LAKEWOOD, Colo. -- A new Denver grow house isn't growing marijuana, but it is growing lots of leafy greens that are changing the way some restaurants do business.
For the past month, Beast & Bottle restaurant has been serving up some seriously fresh greens that wouldn't normally be in season locally.
"It's all baby romaine," said Alex Mathieu, chef de cuisine at Beast & Bottle. "The texture is just unbelievable. It's super crisp, very nice."
Infinite Harvest delivered the lettuce from its new Lakewood warehouse, which acts like a farm and looks like a lab, complete with sterile suits, gloves, booties and hairnets.
“We go through the garb, the airlocks, the cleanup process so that we don’t bring any contaminates into the room with us," said Tommy Romano, CEO of Infinite Harvest.
By growing lettuce and herbs such a tightly controlled environment, Infinite Harvest doesn't need pesticides, herbicides or dirt. They also need 95% less water than a traditional farm thanks to a system that recycles and conserves water.
"Bringing nutrients to each individual plant at the right time," Romano said.
And by stacking plants vertically, the ceiling is the limit.
"This building only has about 16 feet (ceilings)," Romano said. "We can go to 30 feet ceilings and get the plants all the way up that high."
And the efficiency doesn't stop with the water or stacked plants, the company also uses proprietary LED grow lights that give off a purple color.
"The sun puts out every color spectrum available, the plants only need one or two of those," Romano said. "So we can produce more light, with just those two wavelenghts, for less electricity."
That means Infinite Harvest will soon be able to produce the equivalent of 2 acres of farmland each month, all in a 5,000 square foot warehouse just down the road from restaurants.
"We'll harvest in the morning and deliver to them within a couple of hours," Romano said.
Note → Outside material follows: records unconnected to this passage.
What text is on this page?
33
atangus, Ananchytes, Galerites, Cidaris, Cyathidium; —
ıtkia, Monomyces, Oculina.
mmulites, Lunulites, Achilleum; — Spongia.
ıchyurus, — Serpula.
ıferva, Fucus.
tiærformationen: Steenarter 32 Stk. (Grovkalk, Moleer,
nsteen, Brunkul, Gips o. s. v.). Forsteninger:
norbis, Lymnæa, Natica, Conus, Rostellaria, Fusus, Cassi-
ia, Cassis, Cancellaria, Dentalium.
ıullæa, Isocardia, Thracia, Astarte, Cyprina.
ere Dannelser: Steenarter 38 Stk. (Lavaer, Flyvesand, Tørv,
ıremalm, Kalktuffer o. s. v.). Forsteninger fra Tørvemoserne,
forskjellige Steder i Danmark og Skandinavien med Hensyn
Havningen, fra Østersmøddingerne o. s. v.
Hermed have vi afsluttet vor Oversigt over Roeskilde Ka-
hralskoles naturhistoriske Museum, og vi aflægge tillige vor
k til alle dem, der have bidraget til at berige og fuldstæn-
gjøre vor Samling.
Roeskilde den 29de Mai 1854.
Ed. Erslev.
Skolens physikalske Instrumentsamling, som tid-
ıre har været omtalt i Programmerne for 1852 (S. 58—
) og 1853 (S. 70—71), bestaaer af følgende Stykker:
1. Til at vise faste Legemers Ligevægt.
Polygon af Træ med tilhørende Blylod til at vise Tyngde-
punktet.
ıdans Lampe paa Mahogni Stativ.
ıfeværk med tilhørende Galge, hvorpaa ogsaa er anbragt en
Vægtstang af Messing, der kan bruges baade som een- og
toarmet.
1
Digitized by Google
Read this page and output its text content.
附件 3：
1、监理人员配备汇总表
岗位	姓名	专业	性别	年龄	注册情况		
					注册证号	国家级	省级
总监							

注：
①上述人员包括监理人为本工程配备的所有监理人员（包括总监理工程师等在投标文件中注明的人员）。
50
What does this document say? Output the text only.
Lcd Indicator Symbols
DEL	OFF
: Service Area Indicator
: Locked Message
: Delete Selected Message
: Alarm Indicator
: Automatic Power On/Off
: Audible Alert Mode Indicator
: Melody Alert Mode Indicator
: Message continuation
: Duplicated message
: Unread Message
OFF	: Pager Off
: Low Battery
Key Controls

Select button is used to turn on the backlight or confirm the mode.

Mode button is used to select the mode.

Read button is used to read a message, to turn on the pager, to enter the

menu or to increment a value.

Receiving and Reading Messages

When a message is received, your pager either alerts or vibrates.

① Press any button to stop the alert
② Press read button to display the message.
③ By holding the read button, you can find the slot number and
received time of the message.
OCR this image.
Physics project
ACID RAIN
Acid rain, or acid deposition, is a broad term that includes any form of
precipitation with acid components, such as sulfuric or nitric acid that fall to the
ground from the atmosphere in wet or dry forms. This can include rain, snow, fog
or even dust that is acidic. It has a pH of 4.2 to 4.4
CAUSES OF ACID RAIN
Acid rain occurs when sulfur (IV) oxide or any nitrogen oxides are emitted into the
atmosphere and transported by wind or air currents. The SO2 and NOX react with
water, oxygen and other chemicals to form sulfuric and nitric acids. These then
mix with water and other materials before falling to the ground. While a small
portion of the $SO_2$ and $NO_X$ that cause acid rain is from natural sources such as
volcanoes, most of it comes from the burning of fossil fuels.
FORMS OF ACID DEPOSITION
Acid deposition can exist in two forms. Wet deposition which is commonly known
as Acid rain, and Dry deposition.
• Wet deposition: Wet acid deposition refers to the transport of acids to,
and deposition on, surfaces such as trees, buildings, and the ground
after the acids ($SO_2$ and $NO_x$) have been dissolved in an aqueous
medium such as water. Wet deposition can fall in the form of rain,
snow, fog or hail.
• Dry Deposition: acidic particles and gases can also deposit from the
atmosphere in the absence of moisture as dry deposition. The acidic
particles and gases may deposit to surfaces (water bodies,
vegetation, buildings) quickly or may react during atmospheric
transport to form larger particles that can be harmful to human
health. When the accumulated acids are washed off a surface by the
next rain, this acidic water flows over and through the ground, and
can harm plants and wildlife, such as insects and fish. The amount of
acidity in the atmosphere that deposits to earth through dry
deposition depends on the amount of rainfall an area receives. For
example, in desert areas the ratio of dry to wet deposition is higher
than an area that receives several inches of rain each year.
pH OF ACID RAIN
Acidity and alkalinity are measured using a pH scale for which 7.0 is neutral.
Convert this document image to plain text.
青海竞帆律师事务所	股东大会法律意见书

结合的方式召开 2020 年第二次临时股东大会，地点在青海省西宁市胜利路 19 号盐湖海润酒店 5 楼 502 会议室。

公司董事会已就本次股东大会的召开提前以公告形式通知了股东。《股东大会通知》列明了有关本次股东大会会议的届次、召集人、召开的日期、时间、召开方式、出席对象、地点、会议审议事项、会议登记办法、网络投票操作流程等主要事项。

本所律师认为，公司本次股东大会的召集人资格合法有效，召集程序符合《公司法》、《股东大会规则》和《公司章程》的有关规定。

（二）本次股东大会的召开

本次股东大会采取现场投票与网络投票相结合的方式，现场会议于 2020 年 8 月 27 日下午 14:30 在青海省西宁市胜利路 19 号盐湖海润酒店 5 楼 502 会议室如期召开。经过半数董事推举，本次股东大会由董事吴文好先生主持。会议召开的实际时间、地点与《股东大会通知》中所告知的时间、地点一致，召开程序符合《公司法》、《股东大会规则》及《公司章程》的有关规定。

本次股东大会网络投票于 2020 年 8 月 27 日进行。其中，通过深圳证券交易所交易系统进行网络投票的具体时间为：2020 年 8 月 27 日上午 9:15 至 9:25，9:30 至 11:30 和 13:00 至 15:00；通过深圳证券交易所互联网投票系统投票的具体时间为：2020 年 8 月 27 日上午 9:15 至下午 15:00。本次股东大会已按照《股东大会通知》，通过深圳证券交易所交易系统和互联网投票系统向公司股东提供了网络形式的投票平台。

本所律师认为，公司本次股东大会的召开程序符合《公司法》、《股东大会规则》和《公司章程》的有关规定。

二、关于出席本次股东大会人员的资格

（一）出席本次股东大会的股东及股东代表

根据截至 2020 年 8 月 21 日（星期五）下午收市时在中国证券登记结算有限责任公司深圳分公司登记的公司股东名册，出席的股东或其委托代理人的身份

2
That's something Chef Mathieu can appreciate.
"Their product is outstanding and their price point is unbelievable too," he said.
Infinite Harvest currently serves six Denver area restaurants at it's current size, but there is a waitlist of others that will also begin ordering once the warehouse expansion is complete.
The company also plans to sell to local grocery stores by the end of the summer.